The Fernie Factor
This winter I have the opportunity to stay in British-Columbia for 3 months. Fernie, our home base, is one of the world’s snowiest ski resorts. And it is not just the amount, it is also the quality of the white gold which makes me feel that I’ ve done the right thing. Which also makes my stay here, 8′000 Km away from where I usually ski, so unforgettable, are the people of this ski town. I live in a 3x3 meter room of an old hotel which is a classic ski bum home to 28 people. There are holes in the walls and broken windows who are fixed with tape. Our kitchen turns to a dance floor sometimes with more than 40 people draining their Kokanee beer cans. Most of the guys I live with are working on the ski hill. There is a french guy scanning lift tickets (right, that is a job here), Australians who operate the chair lifts and Brits who learn toddlers from Calgary how to ski. We also have a few guys who work up in the far North of British Columbia on the oil rigs. 20 days on, 10 days off. Temperatures can drop down to -50 degrees Celsius there. But the pay check is really good I was told. On their days off they do what is best in Fernie: Skiing some deep powder. And draining some more Kokanee Beer cans at night.

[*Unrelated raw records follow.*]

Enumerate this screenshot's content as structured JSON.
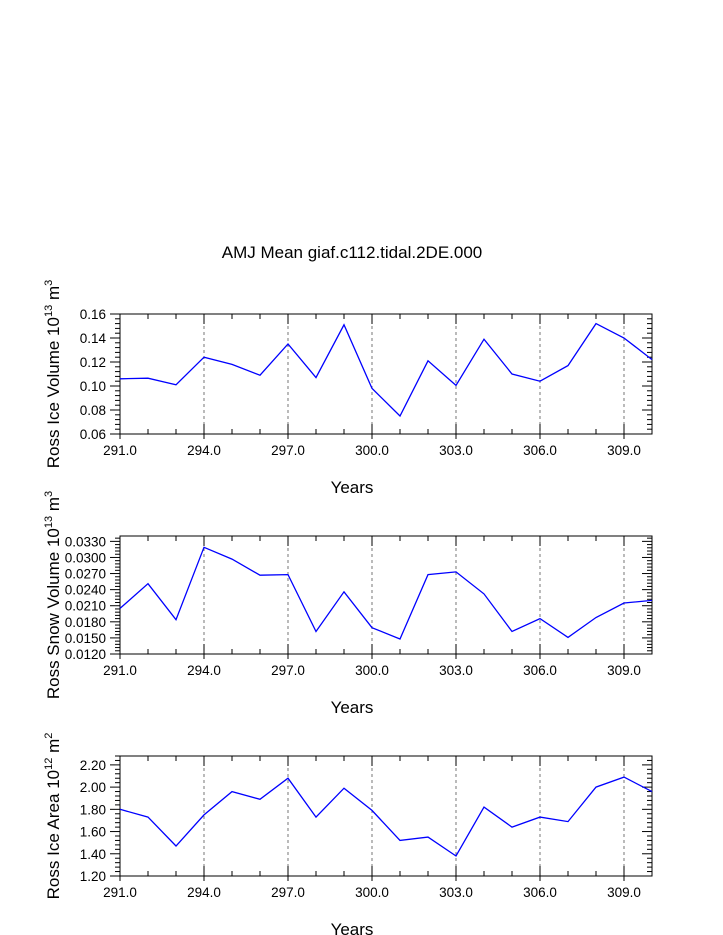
{
  "title": "AMJ Mean giaf.c112.tidal.2DE.000",
  "chart_data": [
    {
      "type": "line",
      "name": "ross-ice-volume",
      "ylabel_main": "Ross Ice Volume 10",
      "ylabel_exp": "13",
      "ylabel_unit": "m",
      "ylabel_unit_exp": "3",
      "xlabel": "Years",
      "xlim": [
        291,
        310
      ],
      "ylim": [
        0.06,
        0.16
      ],
      "xticks": [
        291,
        294,
        297,
        300,
        303,
        306,
        309
      ],
      "xtick_labels": [
        "291.0",
        "294.0",
        "297.0",
        "300.0",
        "303.0",
        "306.0",
        "309.0"
      ],
      "yticks": [
        0.06,
        0.08,
        0.1,
        0.12,
        0.14,
        0.16
      ],
      "ytick_labels": [
        "0.06",
        "0.08",
        "0.10",
        "0.12",
        "0.14",
        "0.16"
      ],
      "color": "#0000ff",
      "x": [
        291,
        292,
        293,
        294,
        295,
        296,
        297,
        298,
        299,
        300,
        301,
        302,
        303,
        304,
        305,
        306,
        307,
        308,
        309,
        310
      ],
      "y": [
        0.106,
        0.1065,
        0.101,
        0.124,
        0.118,
        0.109,
        0.135,
        0.107,
        0.151,
        0.098,
        0.075,
        0.121,
        0.1005,
        0.139,
        0.11,
        0.104,
        0.117,
        0.152,
        0.14,
        0.122
      ]
    },
    {
      "type": "line",
      "name": "ross-snow-volume",
      "ylabel_main": "Ross Snow Volume 10",
      "ylabel_exp": "13",
      "ylabel_unit": "m",
      "ylabel_unit_exp": "3",
      "xlabel": "Years",
      "xlim": [
        291,
        310
      ],
      "ylim": [
        0.012,
        0.034
      ],
      "xticks": [
        291,
        294,
        297,
        300,
        303,
        306,
        309
      ],
      "xtick_labels": [
        "291.0",
        "294.0",
        "297.0",
        "300.0",
        "303.0",
        "306.0",
        "309.0"
      ],
      "yticks": [
        0.012,
        0.015,
        0.018,
        0.021,
        0.024,
        0.027,
        0.03,
        0.033
      ],
      "ytick_labels": [
        "0.0120",
        "0.0150",
        "0.0180",
        "0.0210",
        "0.0240",
        "0.0270",
        "0.0300",
        "0.0330"
      ],
      "color": "#0000ff",
      "x": [
        291,
        292,
        293,
        294,
        295,
        296,
        297,
        298,
        299,
        300,
        301,
        302,
        303,
        304,
        305,
        306,
        307,
        308,
        309,
        310
      ],
      "y": [
        0.0205,
        0.0251,
        0.0184,
        0.0319,
        0.0297,
        0.0267,
        0.0268,
        0.0162,
        0.0236,
        0.0169,
        0.0148,
        0.0268,
        0.0273,
        0.0232,
        0.0162,
        0.0186,
        0.0151,
        0.0188,
        0.0215,
        0.022
      ]
    },
    {
      "type": "line",
      "name": "ross-ice-area",
      "ylabel_main": "Ross Ice Area 10",
      "ylabel_exp": "12",
      "ylabel_unit": "m",
      "ylabel_unit_exp": "2",
      "xlabel": "Years",
      "xlim": [
        291,
        310
      ],
      "ylim": [
        1.2,
        2.28
      ],
      "xticks": [
        291,
        294,
        297,
        300,
        303,
        306,
        309
      ],
      "xtick_labels": [
        "291.0",
        "294.0",
        "297.0",
        "300.0",
        "303.0",
        "306.0",
        "309.0"
      ],
      "yticks": [
        1.2,
        1.4,
        1.6,
        1.8,
        2.0,
        2.2
      ],
      "ytick_labels": [
        "1.20",
        "1.40",
        "1.60",
        "1.80",
        "2.00",
        "2.20"
      ],
      "color": "#0000ff",
      "x": [
        291,
        292,
        293,
        294,
        295,
        296,
        297,
        298,
        299,
        300,
        301,
        302,
        303,
        304,
        305,
        306,
        307,
        308,
        309,
        310
      ],
      "y": [
        1.8,
        1.73,
        1.47,
        1.75,
        1.96,
        1.89,
        2.08,
        1.73,
        1.99,
        1.79,
        1.52,
        1.55,
        1.38,
        1.82,
        1.64,
        1.73,
        1.69,
        2.0,
        2.09,
        1.96
      ]
    }
  ]
}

The kitchen. Where french lawyer (right) and Canadian oil rig worker (left) meet. It is not a cliché, that canadians are a really friendly and helpful folk. I noticed that the first time at the beginning of my trip, where a women guided us to the train station when we where completly lost in Calgary with all our ski luggage. But recently I was more than amazed once again. My car did no turn back on after I parked it at the side of the street in Fernie down town. I told my dad – who was here with my mum for a visit – that I was going to get a starter cable and a friend back in our place. When I came back there was already a canadian guy with his equipment trying to fix my car. It took him 20 minutes till it was running somehow without the broken screw who connects the battery with the enginge (well, it is a 1994 GMC...). He refused to take the 10 dollar I wanted to give him for helping us so much. It is not even the end of the story: I drove to Canadian Tire. hoping to get a new screw for my 24 years old truck and a mechanic to help us. The guy sold me the screw for 5 dollar and told me: “You do not need a mechanic.” He lend me some equipment and so I repaired my truck together with my dad on the parking lot of canadian tire. In Switzerland I would paid easily 100 bugs.
Truck, Dad, Ellen, Mum and myself in Fernie downtown.

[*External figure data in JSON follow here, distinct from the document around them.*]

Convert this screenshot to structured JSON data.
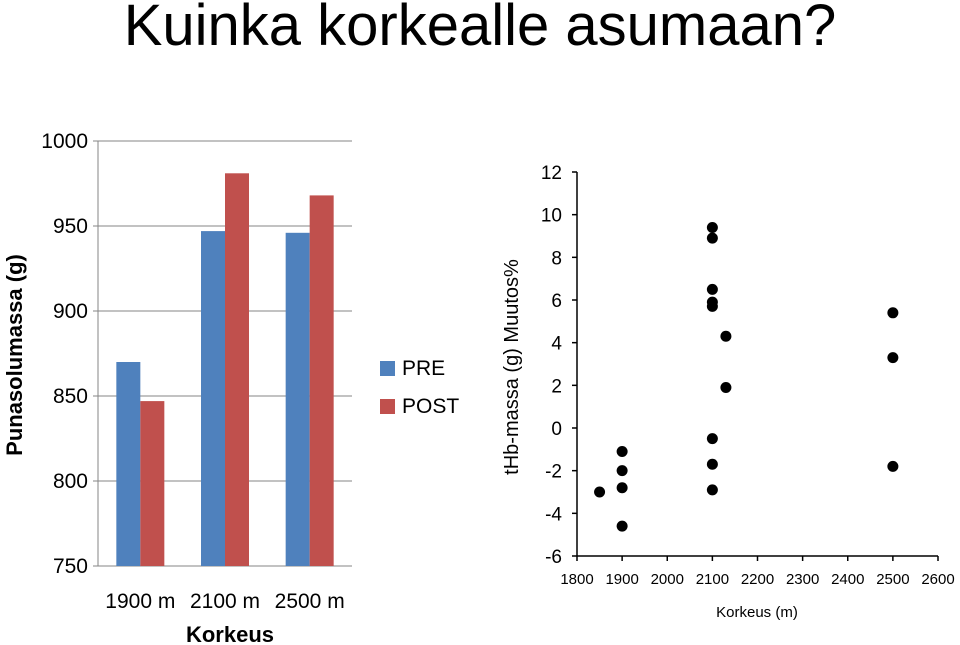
{
  "page": {
    "title": "Kuinka korkealle asumaan?"
  },
  "chart_data": [
    {
      "type": "bar",
      "categories": [
        "1900 m",
        "2100 m",
        "2500 m"
      ],
      "series": [
        {
          "name": "PRE",
          "values": [
            870,
            947,
            946
          ]
        },
        {
          "name": "POST",
          "values": [
            847,
            981,
            968
          ]
        }
      ],
      "xlabel": "Korkeus",
      "ylabel": "Punasolumassa (g)",
      "ylim": [
        750,
        1000
      ],
      "yticks": [
        750,
        800,
        850,
        900,
        950,
        1000
      ],
      "grid": true,
      "legend": "right",
      "colors": [
        "#4f81bd",
        "#c0504d"
      ]
    },
    {
      "type": "scatter",
      "x": [
        1850,
        1900,
        1900,
        1900,
        1900,
        2100,
        2100,
        2100,
        2100,
        2100,
        2100,
        2100,
        2100,
        2130,
        2130,
        2500,
        2500,
        2500
      ],
      "y": [
        -3.0,
        -1.1,
        -2.0,
        -2.8,
        -4.6,
        9.4,
        8.9,
        6.5,
        5.9,
        5.7,
        -0.5,
        -1.7,
        -2.9,
        4.3,
        1.9,
        5.4,
        3.3,
        -1.8
      ],
      "xlabel": "Korkeus (m)",
      "ylabel": "tHb-massa (g) Muutos%",
      "xlim": [
        1800,
        2600
      ],
      "ylim": [
        -6,
        12
      ],
      "xticks": [
        1800,
        1900,
        2000,
        2100,
        2200,
        2300,
        2400,
        2500,
        2600
      ],
      "yticks": [
        -6,
        -4,
        -2,
        0,
        2,
        4,
        6,
        8,
        10,
        12
      ],
      "grid": false,
      "color": "#000000"
    }
  ]
}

The holy place of full send Skiing here in Canada and the other resorts I have been is completly different to the Alps. Most of the runs are not groomed. The ski resorts do own some snow cats but much less than a comperable place in Switzerland. Propably this is a reason, why in my opinion the average level of riding is higher than back home. I am not talking about all the semi-professional ski bums who send massive cliifs and do backflips everywhere, I am talking about 55 years old Dad’s who charging it hard down bumpy runs. And 9 years old kids jumping off of everything. The huge amount of snow and a world class ski patrol, making Fernie the holy place of full send. The current snow base is 275cm and it just keeps getting better. Talking about ski patrol: As it is usual in North America, they are not just providing safety on the groomed slopes but also on all the so called inbound terrain we would call “off piste”. Some of the chutes are more than 40 degrees steep. There are fix ropes and ladders to help people to get there.
A double black diamon run in Fernie called “pocket corner”. The ski patrol installed a fix rope and put some old tires in the snow so you have grip will sliding down.
The desk can wait Skiing culture seems to be more different compared to Europe than I thought: On the down side there is now Aprés-Ski. This is mainly because of the strict alcohol rules in British Columbia. You are not allowed to drink your beer outside. But the stoke on the hill is pretty rad: People cheer from the chair lift if someone is going for that cliff or that drop. People cheer actually for every face shot they see. You do not hear complains about how bad the visibility is that day or that ice crust after the rain the day before. If it rains – and yes it does in Fernie – just get a free rain poncho or wear a trash bag and keep on riding. And on these really good days, half of the city takes off from work in the morning and gets a few laps in before heading back to the office. And there are many good days in Fernie, “The desk can wait”, told me a mid-age accountant the other day on the chair with a grin on his snow covered face.
“The desk can wait.” Mixed feelings 2 out of 3 month are already over here in B.C. I have mixed feelings to go back home. As I love the challenging skiing on steep terrain here but also miss the glacier runs back home. I made some videos – specially from our roadtrip on the powder highway to Revelstoke, Nelson and Golden. But I do not feel like it is the time to edit it together to a final edit. I prefer to wait till summer to made a season mixtape as I usually do.